Si este incremento de la vida ha venido de la mano de una mejor salud es otro cantar.  Es cierto que hay disminución en las enfermedades del aparato circulatorio (en el caso visto de España),  y también que el consumo de tabaco ha decrecido ostensiblemente (no en todos los países por igual, por cierto). Sin embargo, este último hecho no ha afectado a la incidencia global de cáncer (sí sobre algunos en concreto, como el de pulmón para el hombre), lo que indica que hay otros factores ambientales que están enfermando a la sociedad.

Obesidad, diabetes, alergias, cáncer, enfermedades neurodegenerativas y resistencia a los antibióticos son serias amenazas a la salud de los occidentales, con consecuencias muy graves económicas (una sociedad enferma es menos productiva y necesita mayores costes médicos), y sociales. Y aunque el envejecimiento de la población pueda explicar parte de la incidencia de casos de cáncer y enfermedades neurodegenerativas, los datos en niños sobre cáncer, alergias, obesidad y diabetes muestran claramente que hay otros muchos elementos a tener en cuenta.

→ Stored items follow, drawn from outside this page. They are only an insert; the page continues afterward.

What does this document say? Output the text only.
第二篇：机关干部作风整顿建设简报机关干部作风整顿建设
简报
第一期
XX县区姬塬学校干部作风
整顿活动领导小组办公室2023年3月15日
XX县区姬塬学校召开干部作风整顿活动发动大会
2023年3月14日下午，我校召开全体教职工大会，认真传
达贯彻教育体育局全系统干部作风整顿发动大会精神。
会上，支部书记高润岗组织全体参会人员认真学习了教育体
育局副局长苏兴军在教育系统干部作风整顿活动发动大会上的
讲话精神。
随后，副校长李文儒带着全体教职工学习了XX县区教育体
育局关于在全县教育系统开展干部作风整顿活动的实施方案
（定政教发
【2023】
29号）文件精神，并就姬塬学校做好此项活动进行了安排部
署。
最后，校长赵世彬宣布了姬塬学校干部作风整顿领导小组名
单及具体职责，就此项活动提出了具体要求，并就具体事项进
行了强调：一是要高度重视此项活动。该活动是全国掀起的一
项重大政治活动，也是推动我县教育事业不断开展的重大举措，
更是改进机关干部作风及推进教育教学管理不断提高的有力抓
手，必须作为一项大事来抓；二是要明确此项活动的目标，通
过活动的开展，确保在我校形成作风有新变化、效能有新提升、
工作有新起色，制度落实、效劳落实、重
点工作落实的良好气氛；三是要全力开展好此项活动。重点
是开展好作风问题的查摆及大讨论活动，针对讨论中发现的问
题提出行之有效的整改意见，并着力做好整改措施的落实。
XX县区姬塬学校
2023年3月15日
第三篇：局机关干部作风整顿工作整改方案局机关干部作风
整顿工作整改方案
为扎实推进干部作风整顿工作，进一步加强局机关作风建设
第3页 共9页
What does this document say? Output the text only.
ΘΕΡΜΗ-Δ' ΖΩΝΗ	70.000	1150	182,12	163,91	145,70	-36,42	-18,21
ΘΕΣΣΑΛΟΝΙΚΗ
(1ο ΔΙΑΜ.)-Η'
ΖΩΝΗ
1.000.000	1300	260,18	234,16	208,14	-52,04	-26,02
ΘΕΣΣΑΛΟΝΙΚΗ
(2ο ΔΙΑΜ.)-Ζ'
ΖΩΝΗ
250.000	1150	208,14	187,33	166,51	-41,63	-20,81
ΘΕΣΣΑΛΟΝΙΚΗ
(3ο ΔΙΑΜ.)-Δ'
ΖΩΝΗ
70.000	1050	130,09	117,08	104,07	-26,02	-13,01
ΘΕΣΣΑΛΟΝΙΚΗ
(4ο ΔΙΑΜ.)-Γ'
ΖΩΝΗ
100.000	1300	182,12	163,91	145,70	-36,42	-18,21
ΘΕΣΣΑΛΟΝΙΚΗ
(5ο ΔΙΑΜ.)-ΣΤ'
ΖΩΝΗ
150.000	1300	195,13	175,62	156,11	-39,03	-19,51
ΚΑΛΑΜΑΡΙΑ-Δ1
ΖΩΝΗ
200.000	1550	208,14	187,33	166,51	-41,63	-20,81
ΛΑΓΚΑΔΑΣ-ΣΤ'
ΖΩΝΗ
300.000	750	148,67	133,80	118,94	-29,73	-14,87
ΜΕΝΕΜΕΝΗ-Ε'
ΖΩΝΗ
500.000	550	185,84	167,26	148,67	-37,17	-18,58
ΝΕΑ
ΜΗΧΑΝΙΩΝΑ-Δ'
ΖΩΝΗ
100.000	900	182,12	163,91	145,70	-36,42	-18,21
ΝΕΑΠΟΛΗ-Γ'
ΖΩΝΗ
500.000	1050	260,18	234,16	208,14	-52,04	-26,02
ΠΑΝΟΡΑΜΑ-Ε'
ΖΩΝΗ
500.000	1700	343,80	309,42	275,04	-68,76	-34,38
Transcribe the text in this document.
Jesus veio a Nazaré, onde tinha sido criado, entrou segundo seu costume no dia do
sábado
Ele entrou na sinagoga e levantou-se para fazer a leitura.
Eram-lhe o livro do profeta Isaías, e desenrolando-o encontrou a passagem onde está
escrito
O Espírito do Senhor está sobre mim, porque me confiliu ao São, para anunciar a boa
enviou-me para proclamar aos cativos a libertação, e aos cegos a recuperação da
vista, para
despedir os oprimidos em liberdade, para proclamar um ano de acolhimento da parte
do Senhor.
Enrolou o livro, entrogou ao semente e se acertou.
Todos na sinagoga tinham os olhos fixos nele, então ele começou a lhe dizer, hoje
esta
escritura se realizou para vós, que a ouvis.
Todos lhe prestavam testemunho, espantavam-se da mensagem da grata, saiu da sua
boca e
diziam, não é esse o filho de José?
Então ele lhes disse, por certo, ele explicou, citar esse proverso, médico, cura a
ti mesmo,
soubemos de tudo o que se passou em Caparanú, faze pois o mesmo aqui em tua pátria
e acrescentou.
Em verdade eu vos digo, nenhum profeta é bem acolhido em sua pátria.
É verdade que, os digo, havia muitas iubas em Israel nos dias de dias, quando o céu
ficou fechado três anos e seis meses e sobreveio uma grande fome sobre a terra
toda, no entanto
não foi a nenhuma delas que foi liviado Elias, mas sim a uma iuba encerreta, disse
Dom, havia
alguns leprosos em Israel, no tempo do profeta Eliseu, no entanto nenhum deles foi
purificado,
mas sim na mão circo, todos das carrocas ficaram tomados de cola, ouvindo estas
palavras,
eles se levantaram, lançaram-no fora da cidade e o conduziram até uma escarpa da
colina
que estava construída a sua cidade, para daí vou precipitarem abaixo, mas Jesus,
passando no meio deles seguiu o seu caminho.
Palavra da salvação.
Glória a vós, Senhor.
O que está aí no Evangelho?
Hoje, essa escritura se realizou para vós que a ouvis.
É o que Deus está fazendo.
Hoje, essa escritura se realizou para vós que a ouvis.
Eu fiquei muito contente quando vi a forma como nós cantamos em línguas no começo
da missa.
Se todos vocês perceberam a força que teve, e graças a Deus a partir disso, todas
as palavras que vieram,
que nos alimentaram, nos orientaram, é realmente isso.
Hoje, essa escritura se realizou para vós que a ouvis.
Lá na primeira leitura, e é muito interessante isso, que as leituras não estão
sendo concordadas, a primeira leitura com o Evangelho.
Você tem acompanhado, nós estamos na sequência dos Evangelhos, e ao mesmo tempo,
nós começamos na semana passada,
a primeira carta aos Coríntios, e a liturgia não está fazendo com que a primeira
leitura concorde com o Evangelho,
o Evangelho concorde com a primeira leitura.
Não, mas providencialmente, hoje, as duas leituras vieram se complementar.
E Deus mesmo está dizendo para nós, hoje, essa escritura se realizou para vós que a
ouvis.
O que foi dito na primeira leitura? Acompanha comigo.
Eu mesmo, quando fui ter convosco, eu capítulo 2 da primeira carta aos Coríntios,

La continua exposición a los tóxicos medioambientales (alimentación, polución, radiación electromagnética, etc.) afecta, entre otros,  al sistema inmune y al ADN, y están contribuyendo a construir una  sociedad enferma que vive más, es cierto, pero a un precio que muchos quizá no hubieran deseado pagar.

En cualquier caso el mensaje debe ser positivo en el sentido de que, siendo conscientes de esta información, en nuestra mano está seguir manteniendo este nivel tecnológico, pero legislando adecuadamente para proteger al ciudadano de los hórridos intereses de  algunas industrias y gobernantes. El progreso tecnológico y económico no debe ser paradójico, y puede convivir con los intereses de la salud. Sólo hace falta que el ciudadano esté informado, despierte de ese letargo inducido, y emprenda las acciones pertinentes para cambiar esta situación.